Several celebrities were on hand to see if Raptors could force a Game 7 – from Toronto Maple Leafs to Blue Jays, and Drake in his courtside seat.

Embiid was raising his arms often in frustration, whining at officials when he felt they’d missed a call. That fired up the Toronto faithful more than anything, and they let Philly’s seven-foot superstar hear it.

Ex-Raptor Danny Green got hot for the Sixers though, draining four straight from beyond the arc, helping keep Philly ahead by one point after the first half.

OG Anunoby got into foul trouble and had to sit much of the second quarter. That time on the bench seemed to cool him off, and he never got his rhythm back the rest of the night.

The 76ers came out determined in the third quarter to finish this thing off. They sprinted out to a gargantuan 23-point lead in a game that had otherwise been very close to that point. The mighty Maxey of earlier in the series re-emerged, perplexing the Raptors as he exploded for 15 third-quarter points, most of them raining from beyond the three-point arc.

The only fun the Toronto fans were having at point was showering Embiid with the odd profanity-filled chant. By this point, he cupped his hands behind his ears as if to spur them on for more. He lapped it up. He even did his airplane celebration at one point.

If the thumb was bothering Embiid, it didn’t show. He was physical as always.

“We’re not going to change the way Joel Embiid plays,” said 76ers head coach Doc Rivers before the game. “I bet the other team would love that.”

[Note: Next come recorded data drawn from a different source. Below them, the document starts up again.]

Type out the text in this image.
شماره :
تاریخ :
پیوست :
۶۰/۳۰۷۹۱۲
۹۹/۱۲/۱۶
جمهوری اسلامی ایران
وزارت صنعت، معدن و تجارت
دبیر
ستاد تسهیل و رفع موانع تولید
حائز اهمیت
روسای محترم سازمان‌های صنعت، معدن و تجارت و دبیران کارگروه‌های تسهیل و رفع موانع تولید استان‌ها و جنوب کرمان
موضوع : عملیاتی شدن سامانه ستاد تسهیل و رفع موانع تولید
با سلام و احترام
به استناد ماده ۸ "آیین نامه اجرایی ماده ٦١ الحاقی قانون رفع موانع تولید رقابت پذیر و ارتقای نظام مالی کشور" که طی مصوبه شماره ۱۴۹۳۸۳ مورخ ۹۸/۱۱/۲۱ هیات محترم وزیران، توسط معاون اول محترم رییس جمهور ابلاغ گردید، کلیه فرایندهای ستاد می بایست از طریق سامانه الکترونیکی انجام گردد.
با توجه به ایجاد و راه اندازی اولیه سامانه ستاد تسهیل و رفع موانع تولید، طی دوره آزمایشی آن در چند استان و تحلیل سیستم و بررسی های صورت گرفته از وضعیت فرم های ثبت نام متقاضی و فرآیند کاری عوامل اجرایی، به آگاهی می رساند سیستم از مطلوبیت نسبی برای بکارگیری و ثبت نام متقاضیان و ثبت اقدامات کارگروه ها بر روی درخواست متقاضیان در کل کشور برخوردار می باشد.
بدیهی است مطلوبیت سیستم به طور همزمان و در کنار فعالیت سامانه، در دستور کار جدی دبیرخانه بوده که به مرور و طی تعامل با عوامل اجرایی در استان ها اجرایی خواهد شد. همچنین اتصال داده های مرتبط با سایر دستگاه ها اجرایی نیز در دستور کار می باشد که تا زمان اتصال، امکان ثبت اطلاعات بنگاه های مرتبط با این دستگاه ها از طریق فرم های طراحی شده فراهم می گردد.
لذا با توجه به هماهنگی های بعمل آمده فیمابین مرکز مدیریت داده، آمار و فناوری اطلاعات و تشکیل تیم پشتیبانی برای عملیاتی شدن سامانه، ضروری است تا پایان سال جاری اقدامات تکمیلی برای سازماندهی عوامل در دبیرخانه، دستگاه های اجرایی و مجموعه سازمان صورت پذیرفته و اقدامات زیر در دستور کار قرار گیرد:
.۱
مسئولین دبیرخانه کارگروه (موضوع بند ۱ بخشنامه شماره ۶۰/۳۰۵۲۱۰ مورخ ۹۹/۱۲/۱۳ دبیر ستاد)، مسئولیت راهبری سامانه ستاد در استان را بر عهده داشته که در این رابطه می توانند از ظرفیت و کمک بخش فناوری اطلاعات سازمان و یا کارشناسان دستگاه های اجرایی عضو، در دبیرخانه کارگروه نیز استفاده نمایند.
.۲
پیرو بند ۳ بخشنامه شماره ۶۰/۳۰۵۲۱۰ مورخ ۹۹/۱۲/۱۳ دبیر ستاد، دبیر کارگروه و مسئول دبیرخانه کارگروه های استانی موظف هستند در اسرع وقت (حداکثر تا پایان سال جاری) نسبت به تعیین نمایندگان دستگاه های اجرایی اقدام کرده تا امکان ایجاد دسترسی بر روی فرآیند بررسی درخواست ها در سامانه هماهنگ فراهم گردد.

Philly outshot Toronto 37-17 in the quarter. It became almost farcical as the Raps’ shots bounced off the rim in every which direction. The Raps made just five field goals in the quarter and got absolutely pounded on the boards. The Raptors couldn’t get any defensive stops, couldn’t get into transition and get any offence going.

The Sixers had little trouble holding onto their convincing lead down the stretch. The upbeat music kept playing inside Scotiabank Arena, and the Raps had some scrappy plays down the stretch, but never got close to the lead again.

“I thought we, on occasion, were the more physical team in this series,” said Nurse. “We weren’t tonight … we had some ups and downs with that.”

“We did a good job fighting, obviously being down 3-0, that’s tough,” said Siakam of the series.

He embraced Embiid after the game, and said he apologized for elbowing his fellow Cameroon native in the face in the fourth quarter while driving to the hoop. The two stars shared a lengthy moment together, arms around one another, talking privately amidst the crowd.

“I felt bad,” said Siakam of the elbow. “I hope he’s okay.”

Two days earlier in Philadelphia, the Sixers fans had headed to the exits early. This time, Raptors fans did the same in Toronto. Those who stuck around applauded a young Raps team and gave it a standing ovation – especially as its starters left the court – saying farewell to the team until next year.